Beichen Ding’s contribution addresses the extraterritorial climate change obligations and their implications for unilateral climate-related trade measures. Ding examines the two broad bases of extraterritorial climate obligations, namely, obligations arising from the extraterritorial application of human rights and environmental law, and obligations intrinsic to the global character of climate mitigation. On the basis of the analysis of these two grounds for extraterritorial obligations, Ding analyses the implications of these extraterritorial obligations for the permissibility of unilateral climate-based trade measures. Ding observes that unilateral trade measures may be justified under the framework of the World Trade Organization (WTO) if such measures align with other international obligations, meaningfully contribute to global climate objectives, and are in line with the principles of fairness and proportionality.

Finally, Isabela Keuschnigg and co-authors’ contribution focuses on corporate climate change litigation and critically examines the development of corporate responsibility for reducing Scope 3 emissions. Scope 3 emissions refer to the indirect greenhouse gas emissions resulting from the activities of a company’s suppliers and product users in the company’s value chain. The authors have analysed 12 judicial and quasi-judicial cases to understand the treatment of Scope 3 emissions in cases concerning a company’s climate mitigation actions. Importantly, the analysis of the cases reveals that there is growing recognition of corporate responsibility for Scope 3 emissions.

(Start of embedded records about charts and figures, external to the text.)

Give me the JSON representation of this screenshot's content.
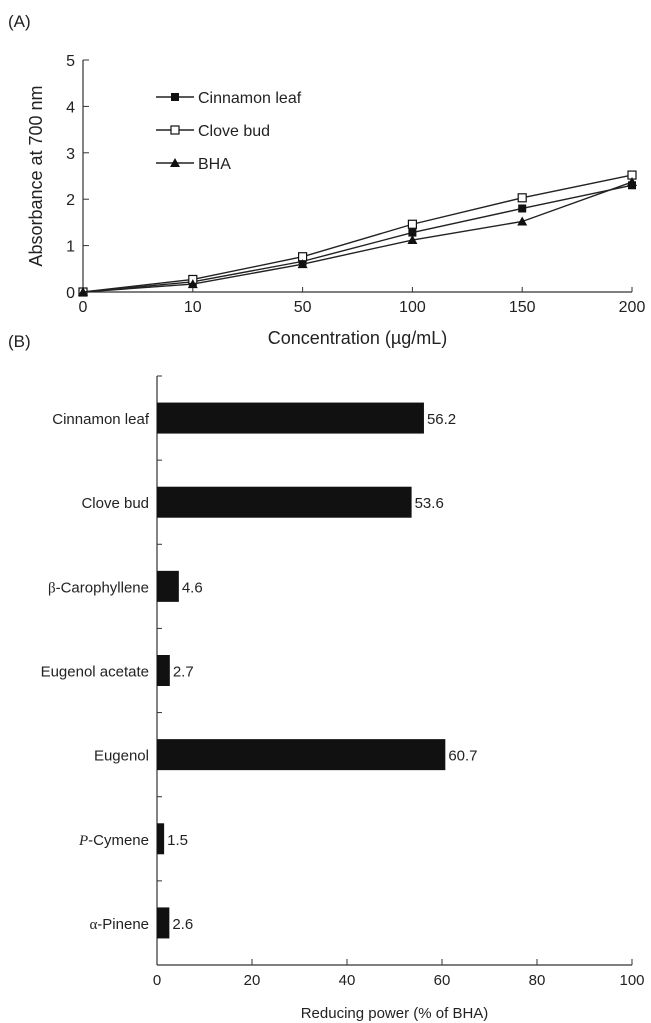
{
  "panel_a_label": "(A)",
  "panel_b_label": "(B)",
  "chart_data": [
    {
      "type": "line",
      "title": "",
      "xlabel": "Concentration (µg/mL)",
      "ylabel": "Absorbance at 700 nm",
      "categories": [
        "0",
        "10",
        "50",
        "100",
        "150",
        "200"
      ],
      "ylim": [
        0,
        5
      ],
      "yticks": [
        "0",
        "1",
        "2",
        "3",
        "4",
        "5"
      ],
      "legend_position": "top-left",
      "series": [
        {
          "name": "Cinnamon leaf",
          "marker": "filled-square",
          "values": [
            0,
            0.22,
            0.66,
            1.28,
            1.8,
            2.3
          ]
        },
        {
          "name": "Clove bud",
          "marker": "open-square",
          "values": [
            0,
            0.27,
            0.76,
            1.46,
            2.03,
            2.52
          ]
        },
        {
          "name": "BHA",
          "marker": "filled-triangle",
          "values": [
            0,
            0.17,
            0.6,
            1.12,
            1.52,
            2.37
          ]
        }
      ]
    },
    {
      "type": "bar",
      "orientation": "horizontal",
      "title": "",
      "xlabel": "Reducing power (% of BHA)",
      "xlim": [
        0,
        100
      ],
      "xticks": [
        "0",
        "20",
        "40",
        "60",
        "80",
        "100"
      ],
      "categories": [
        "Cinnamon leaf",
        "Clove bud",
        "β-Carophyllene",
        "Eugenol acetate",
        "Eugenol",
        "P-Cymene",
        "α-Pinene"
      ],
      "values": [
        56.2,
        53.6,
        4.6,
        2.7,
        60.7,
        1.5,
        2.6
      ],
      "value_labels": [
        "56.2",
        "53.6",
        "4.6",
        "2.7",
        "60.7",
        "1.5",
        "2.6"
      ]
    }
  ]
}
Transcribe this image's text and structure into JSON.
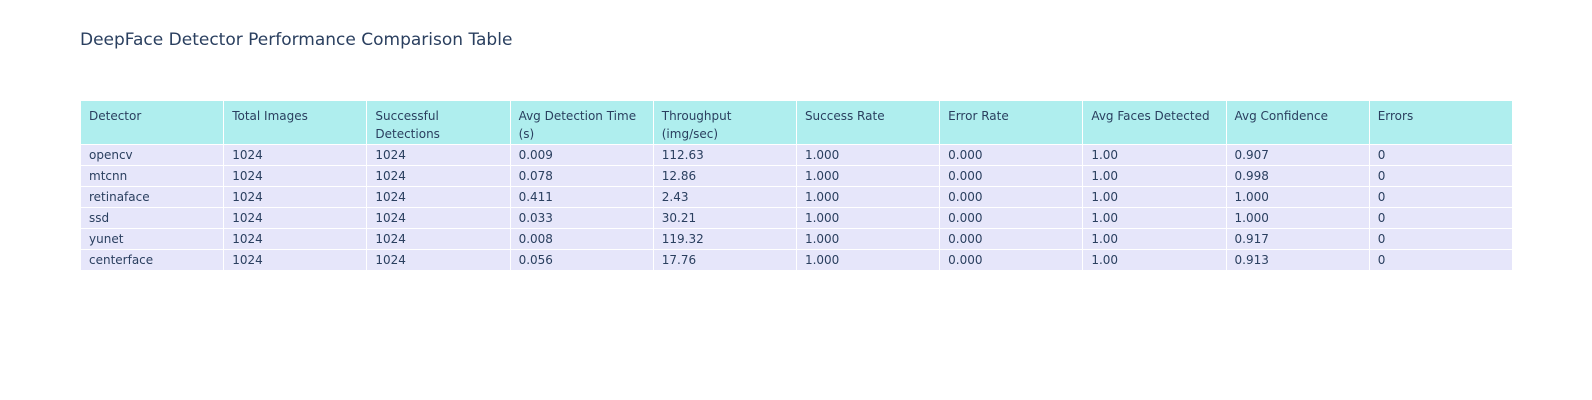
{
  "chart_data": {
    "type": "table",
    "title": "DeepFace Detector Performance Comparison Table",
    "header_color": "#afeeee",
    "cell_color": "#e6e6fa",
    "text_color": "#2a3f5f",
    "columns": [
      "Detector",
      "Total Images",
      "Successful Detections",
      "Avg Detection Time (s)",
      "Throughput (img/sec)",
      "Success Rate",
      "Error Rate",
      "Avg Faces Detected",
      "Avg Confidence",
      "Errors"
    ],
    "header_lines": [
      [
        "Detector"
      ],
      [
        "Total Images"
      ],
      [
        "Successful",
        "Detections"
      ],
      [
        "Avg Detection Time",
        "(s)"
      ],
      [
        "Throughput",
        "(img/sec)"
      ],
      [
        "Success Rate"
      ],
      [
        "Error Rate"
      ],
      [
        "Avg Faces Detected"
      ],
      [
        "Avg Confidence"
      ],
      [
        "Errors"
      ]
    ],
    "rows": [
      [
        "opencv",
        "1024",
        "1024",
        "0.009",
        "112.63",
        "1.000",
        "0.000",
        "1.00",
        "0.907",
        "0"
      ],
      [
        "mtcnn",
        "1024",
        "1024",
        "0.078",
        "12.86",
        "1.000",
        "0.000",
        "1.00",
        "0.998",
        "0"
      ],
      [
        "retinaface",
        "1024",
        "1024",
        "0.411",
        "2.43",
        "1.000",
        "0.000",
        "1.00",
        "1.000",
        "0"
      ],
      [
        "ssd",
        "1024",
        "1024",
        "0.033",
        "30.21",
        "1.000",
        "0.000",
        "1.00",
        "1.000",
        "0"
      ],
      [
        "yunet",
        "1024",
        "1024",
        "0.008",
        "119.32",
        "1.000",
        "0.000",
        "1.00",
        "0.917",
        "0"
      ],
      [
        "centerface",
        "1024",
        "1024",
        "0.056",
        "17.76",
        "1.000",
        "0.000",
        "1.00",
        "0.913",
        "0"
      ]
    ]
  }
}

While it has been challenging to translate this general responsibility into a specific emissions reduction target, the authors argue that the efforts to improve reporting standards for Scope 3 emissions may provide clearer guidance for future climate change litigation.

4 Conclusion: Climate Change Litigation as an Instrument of Change

As climate change impacts intensify and legal responses continue to evolve, the growing body of jurisprudence generated through climate change litigation provides a promising avenue for strengthening the climate regime.

First, climate change litigation serves to clarify the rights and obligations of States and corporate actors in this area. Courts and tribunals are increasingly asked not only to apply the law but also to interpret and even develop it. In this way, climate change litigation has begun to give rise to new understandings of State and corporate responsibility, causation, due diligence and equity, among others. Second, litigation serves to spur climate change mitigation by exerting pressure on both governments and corporations to align their actions with international climate commitments, even in the absence of strong enforcement mechanisms in the core climate treaties.

However, the transformative potential of climate change litigation is not without risks, and a word of caution is called for when reflecting on the role of courts in this regard, as indicated supra. Scholars have warned that the judicialisation of climate governance may threaten multilateral consensus-building through climate negotiations.Footnote 31 Further, expansive normative developments through climate litigation that lack a firm foundation in treaty provisions may undermine the legitimacy of judicial rulings and cause compliance deficits.Footnote 32 While landmark judgements and advisory opinions in climate change litigation may draw much attention and exert compliance pull, their enforceability is not guaranteed.Footnote 33

As a result, climate change litigation is best seen as a useful but not sufficient instrument of change in the fight against climate change. It has great potential to drive the evolution of legal norms, public policy and corporate conduct, but also faces structural and political constraints that may blunt its transformative force.